Given an integer array nums and an integer pivot, rearrange nums so that every element less than pivot comes before every element equal to pivot, which comes before every element greater than pivot. The relative order of equal elements must be preserved.

Inputnums = [9, 12, 5, 10, 14, 3, 10], pivot = 10

Output[9, 5, 3, 10, 10, 12, 14]

Lefts in order: 9, 5, 3. Equals in order: 10, 10. Rights in order: 12, 14.

nums (comma-separated)

pivot

def pivot_array(nums, pivot):
    less, equal, greater = [], [], []
    for x in nums:
        if x < pivot:
            less.append(x)
        elif x == pivot:
            equal.append(x)
        else:
            greater.append(x)
    return less + equal + greater

function pivotArray(nums, pivot) {
  const less = [], equal = [], greater = [];
  for (const x of nums) {
    if (x < pivot) less.push(x);
    else if (x === pivot) equal.push(x);
    else greater.push(x);
  }
  return [...less, ...equal, ...greater];
}

class Solution {
    public int[] pivotArray(int[] nums, int pivot) {
        List<Integer> less = new ArrayList<>();
        List<Integer> equal = new ArrayList<>();
        List<Integer> greater = new ArrayList<>();
        for (int x : nums) {
            if (x < pivot) less.add(x);
            else if (x == pivot) equal.add(x);
            else greater.add(x);
        }
        int[] out = new int[nums.length];
        int i = 0;
        for (int x : less) out[i++] = x;
        for (int x : equal) out[i++] = x;
        for (int x : greater) out[i++] = x;
        return out;
    }
}

vector<int> pivotArray(vector<int>& nums, int pivot) {
    vector<int> less, equal, greater;
    for (int x : nums) {
        if (x < pivot) less.push_back(x);
        else if (x == pivot) equal.push_back(x);
        else greater.push_back(x);
    }
    vector<int> out;
    out.reserve(nums.size());
    for (int x : less) out.push_back(x);
    for (int x : equal) out.push_back(x);
    for (int x : greater) out.push_back(x);
    return out;
}

Explanation

We need every value below pivot first, then the values equal to pivot, then the values above it — and within each group the original order must be preserved. The simplest reliable way to do this is to use three buckets.
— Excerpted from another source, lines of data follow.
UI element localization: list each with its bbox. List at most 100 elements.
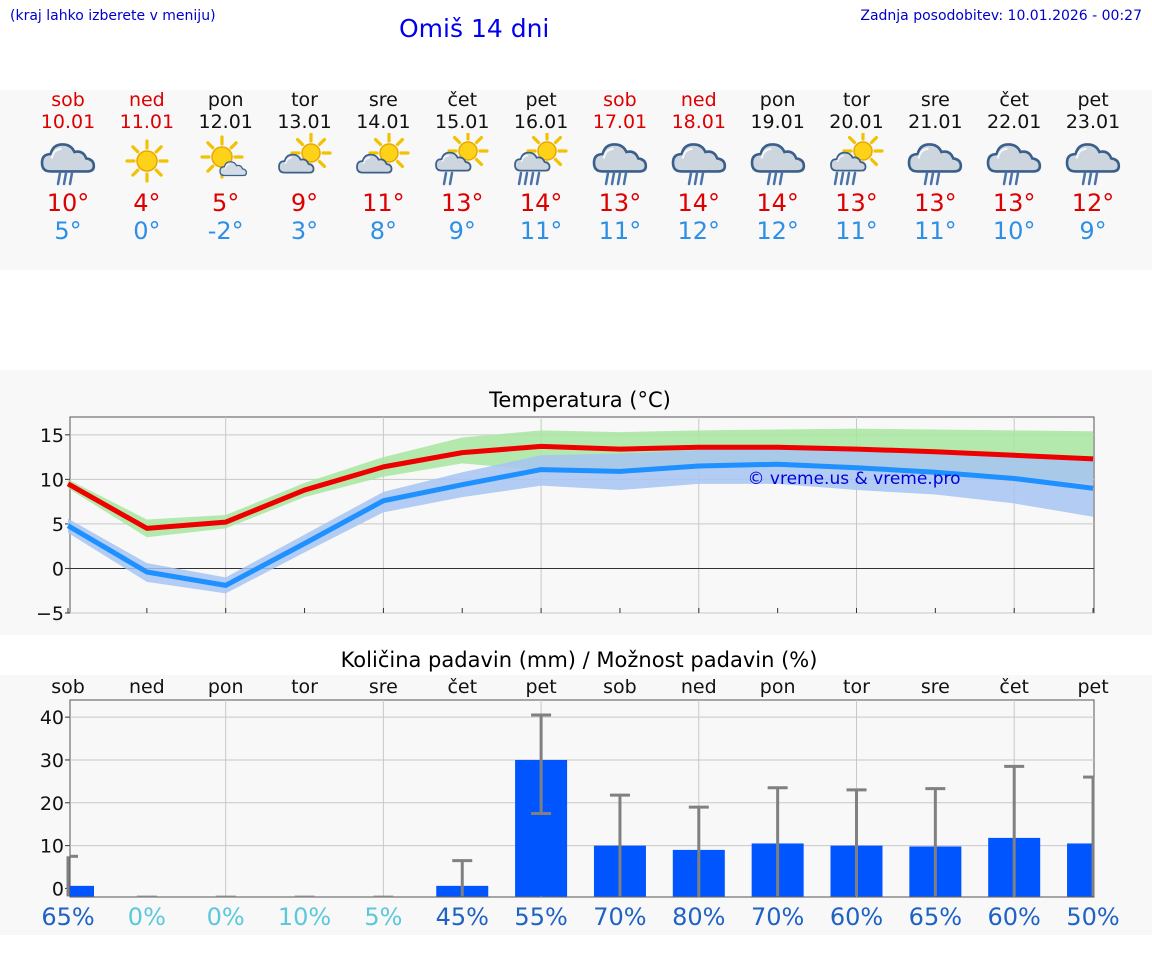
day-column: sob 10.01 10° 5° xyxy=(28,89,108,245)
temp-max: 9° xyxy=(290,189,319,217)
watermark: © vreme.us & vreme.pro xyxy=(747,469,960,489)
day-date: 17.01 xyxy=(592,111,648,133)
y-tick-label: −5 xyxy=(36,603,64,625)
precipitation-probability: 60% xyxy=(829,903,884,931)
precipitation-day-label: čet xyxy=(447,676,478,698)
precipitation-day-label: pon xyxy=(759,676,796,698)
y-tick-label: 0 xyxy=(52,558,64,580)
day-column: pet 16.01 14° 11° xyxy=(501,89,581,245)
precipitation-day-label: sre xyxy=(368,676,398,698)
cloud-rain-icon xyxy=(748,133,808,189)
temp-min: 5° xyxy=(54,217,82,245)
temperature-chart-title: Temperatura (°C) xyxy=(489,388,671,412)
day-date: 22.01 xyxy=(986,111,1042,133)
temperature-chart: 15 10 5 0 −5 © vreme.us & vreme.pro xyxy=(36,416,1095,625)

We scan the array once and drop each element into the right bucket: less, equal, or greater. Because we visit elements left to right and only ever append, each bucket naturally keeps its items in their original relative order.

At the end we simply concatenate the three lists: less + equal + greater. That guarantees all the small values come first, the pivot copies sit in the middle, and the big values come last.

Example: nums = [9, 12, 5, 10, 14, 3, 10], pivot = 10. The buckets fill as less = [9, 5, 3], equal = [10, 10], greater = [12, 14]. Joined together that gives [9, 5, 3, 10, 10, 12, 14].

It is one clean pass to bucket plus one pass to join, so it runs in linear time using extra arrays for the output.

Time: O(n) Space: O(n)